D’un criquet aux essaims : comment naisse les invasions de criquets pèlerins ?

L’Afrique de l’Est est touchée par une invasion de criquets pèlerins et l’ONU, ainsi que les pays touchés, s’inquiètent de la situation. Si les essaims ne sont pas neutralisés, la région court un grave danger d’insécurité alimentaire et de famine.
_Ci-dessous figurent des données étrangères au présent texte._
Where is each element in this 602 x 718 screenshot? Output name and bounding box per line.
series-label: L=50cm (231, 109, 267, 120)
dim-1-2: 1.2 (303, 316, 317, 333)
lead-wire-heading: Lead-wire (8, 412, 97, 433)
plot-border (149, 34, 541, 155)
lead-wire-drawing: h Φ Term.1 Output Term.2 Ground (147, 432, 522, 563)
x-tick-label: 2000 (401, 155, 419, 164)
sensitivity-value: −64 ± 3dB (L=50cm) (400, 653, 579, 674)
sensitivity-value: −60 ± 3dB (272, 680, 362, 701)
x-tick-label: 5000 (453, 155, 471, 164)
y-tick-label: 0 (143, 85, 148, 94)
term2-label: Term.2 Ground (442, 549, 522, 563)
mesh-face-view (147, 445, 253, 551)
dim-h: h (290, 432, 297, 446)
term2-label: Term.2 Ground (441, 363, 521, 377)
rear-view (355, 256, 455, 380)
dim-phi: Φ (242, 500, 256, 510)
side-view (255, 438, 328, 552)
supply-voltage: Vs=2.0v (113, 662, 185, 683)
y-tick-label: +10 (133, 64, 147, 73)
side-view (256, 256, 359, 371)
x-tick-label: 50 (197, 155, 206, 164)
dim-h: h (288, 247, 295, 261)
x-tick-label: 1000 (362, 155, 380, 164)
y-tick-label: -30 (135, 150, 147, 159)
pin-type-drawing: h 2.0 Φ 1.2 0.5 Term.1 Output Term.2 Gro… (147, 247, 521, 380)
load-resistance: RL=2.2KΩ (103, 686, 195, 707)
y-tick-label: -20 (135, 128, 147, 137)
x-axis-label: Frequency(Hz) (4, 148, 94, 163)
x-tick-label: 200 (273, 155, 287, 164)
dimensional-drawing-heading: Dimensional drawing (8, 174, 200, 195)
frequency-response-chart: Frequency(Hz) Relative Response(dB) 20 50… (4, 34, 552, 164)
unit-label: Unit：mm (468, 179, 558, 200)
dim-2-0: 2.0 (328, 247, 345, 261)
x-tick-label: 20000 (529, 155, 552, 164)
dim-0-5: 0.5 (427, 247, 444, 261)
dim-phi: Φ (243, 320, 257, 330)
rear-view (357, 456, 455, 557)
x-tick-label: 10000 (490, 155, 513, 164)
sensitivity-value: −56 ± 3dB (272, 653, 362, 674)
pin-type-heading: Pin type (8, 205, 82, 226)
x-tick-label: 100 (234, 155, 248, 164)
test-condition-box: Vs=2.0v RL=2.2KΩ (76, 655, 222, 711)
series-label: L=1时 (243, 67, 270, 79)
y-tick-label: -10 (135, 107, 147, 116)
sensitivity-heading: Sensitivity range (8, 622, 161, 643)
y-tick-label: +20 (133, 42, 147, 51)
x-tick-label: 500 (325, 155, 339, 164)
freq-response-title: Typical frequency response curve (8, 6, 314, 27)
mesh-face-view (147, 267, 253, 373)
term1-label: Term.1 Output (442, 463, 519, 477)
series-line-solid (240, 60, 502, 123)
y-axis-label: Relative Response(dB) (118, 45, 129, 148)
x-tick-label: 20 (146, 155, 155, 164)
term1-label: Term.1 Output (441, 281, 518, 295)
A ce jour, l’Éthiopie, la Somalie, le Kenya, la Tanzanie et l’Ouganda sont frappés par le fléau des criquets pèlerins. Des essaims composés de milliards d’individus dévorent les cultures et les pâturages dans des régions qui souffrent déjà de pénuries alimentaires. Mais ces essaims ont une origine plutôt surprenante et nous amène à nous demander comment ce  »simple criquet », que vous pourriez observer dans votre jardin au moment où vous lisez cet article peut devenir au bout de quelques semaines ont véritable fléau.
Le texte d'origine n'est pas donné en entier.